In a world full of followers, it is not easy to be the one thinking differently. Instead of continuing with the same line of ideas, Tim Horeman dared to radically change the approach to medtech solutions. And we are happy he did.
The outstanding genius
In the world of medtech engineering, Tim’s name is known. Not only are his inventions the basis of multiple life-saving medical devices that can be found all over the world, but they have also accorded him incredible recognition. Winning the Royal Prins Friso Award (known as the Dutch Engineer of the Year) in 2016 was just one of the many prizes Tim has received throughout his career as a researcher and health care innovator.
All this started with an insatiable curiosity and an ability to find solutions where no one else sees them. At a very young age, Tim was already a problem solver. He was constantly trying to fix problems around him. Also, being passionate about mechanics, he used to invest hours fixing and modifying cars. It was therefore no surprise that he decided to study engineering at Inholland University of Applied Sciences. By the time he finished, Tim had become influenced by the company Mallinckrodt, where he built his first medical device during his graduation, leading him to enrolling in a medtech-related master’s program, Biomechatronics and Biomechanical Engineering, at the prestigious Delft University of Technology.
Inspired directly by the need
Halfway through his master’s studies, Tim got the opportunity to take part in a humanitarian project in India and Nepal. There, his engineering skills were tested in real-life settings, where creative and affordable solutions were needed to address day-to-day healthcare struggles. During a three-month period, Tim saw with his own eyes local sterilization challenges and the lack of new technologies in instrumentation, which led to unimaginable post-surgical complications.
And those three months were enough for Tim to come to the conclusion that quality healthcare should not only be available to those who can pay for it but to everyone who needs it. This meant that current instruments and technologies needed to radically change in order to become simpler, more affordable and more sustainable. Subsequently, Tim made this challenge his own.
Upon his return to the Netherlands, Tim collaborated with several research groups aiming to develop innovative surgical instruments and worked with different medtech start-ups. He based his doctoral and post-doctoral studies in Biomechanical Engineering at Delft University of Technology on the development of new arthroscopic and laparoscopic instruments and training systems for minimally invasive surgeries.

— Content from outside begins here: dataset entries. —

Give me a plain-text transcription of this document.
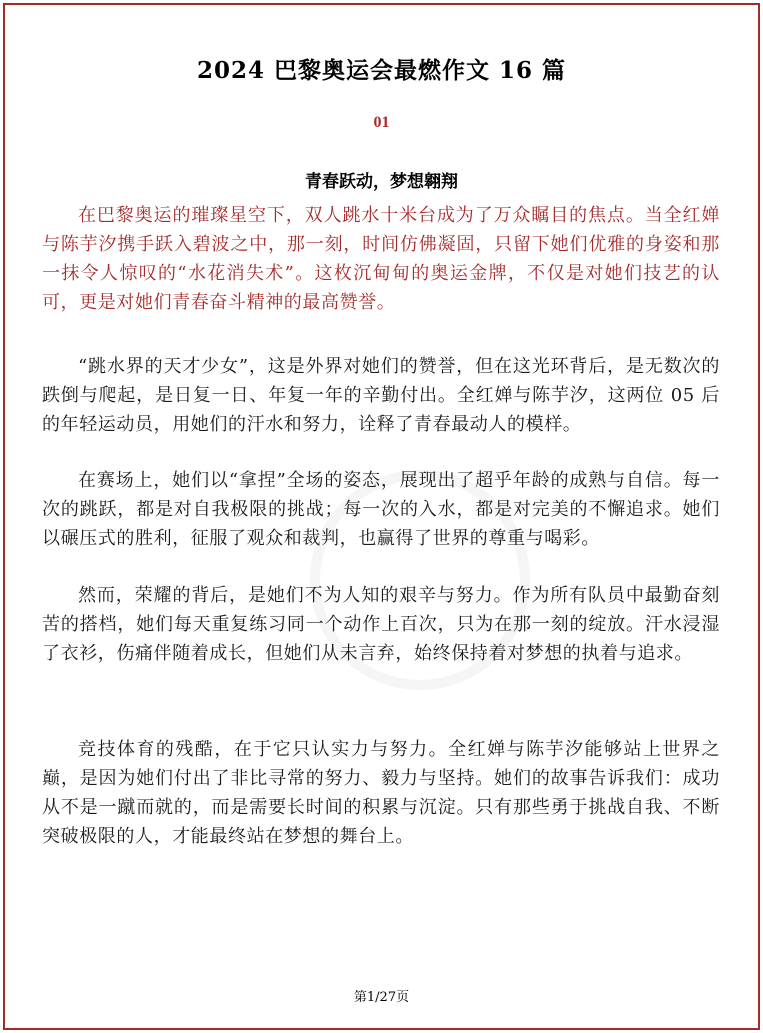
2024 巴黎奥运会最燃作文 16 篇
01
青春跃动，梦想翱翔

在巴黎奥运的璀璨星空下，双人跳水十米台成为了万众瞩目的焦点。当全红婵与陈芋汐携手跃入碧波之中，那一刻，时间仿佛凝固，只留下她们优雅的身姿和那一抹令人惊叹的“水花消失术”。这枚沉甸甸的奥运金牌，不仅是对她们技艺的认可，更是对她们青春奋斗精神的最高赞誉。

“跳水界的天才少女”，这是外界对她们的赞誉，但在这光环背后，是无数次的跌倒与爬起，是日复一日、年复一年的辛勤付出。全红婵与陈芋汐，这两位 05 后的年轻运动员，用她们的汗水和努力，诠释了青春最动人的模样。

在赛场上，她们以“拿捏”全场的姿态，展现出了超乎年龄的成熟与自信。每一次的跳跃，都是对自我极限的挑战；每一次的入水，都是对完美的不懈追求。她们以碾压式的胜利，征服了观众和裁判，也赢得了世界的尊重与喝彩。

然而，荣耀的背后，是她们不为人知的艰辛与努力。作为所有队员中最勤奋刻苦的搭档，她们每天重复练习同一个动作上百次，只为在那一刻的绽放。汗水浸湿了衣衫，伤痛伴随着成长，但她们从未言弃，始终保持着对梦想的执着与追求。

竞技体育的残酷，在于它只认实力与努力。全红婵与陈芋汐能够站上世界之巅，是因为她们付出了非比寻常的努力、毅力与坚持。她们的故事告诉我们：成功从不是一蹴而就的，而是需要长时间的积累与沉淀。只有那些勇于挑战自我、不断突破极限的人，才能最终站在梦想的舞台上。

第1/27页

His unique ideas to solve healthcare challenges granted him many awards such as the Sustainable Healthcare Award (2013), the Dutch Engineer of the Year (Prins Friso Award 2016), the Amazing Technology Award (by the European Association of Endoscopic Surgery in 2017) and the Athanasiou Biomedical Engineering Award (2018).
At Surge-on Medical and beyond
His contributions to the development of a unique steering and cable-free mechanism were the bases of four patents that became the starting point of Surge-on Medical’s platform technology in 2015.
At Surge-on Medical, the start-up that he founded with Benno Groosman, Tim is the CTO and mastermind behind the ground-breaking steerable technology that is used in the development of arthroscopic and laparoscopic instruments. “I’m happy to be part of a team that shares my drive to democratize healthcare,” says Tim. “At Surge-on Medical, we believe that surgeons can do more than what the current instruments can offer. We are creating tools that truly empower surgeons everywhere, so they can do better what they do: saving lives.”
As research leader at Surge-on Medical and assistant professor of Sustainable Surgery at Delft University of Technology, Tim is committed full-time to improving healthcare. He keeps designing affordable, cable-free, steerable and cleanable instrumentation to benefit patients in all parts of the world.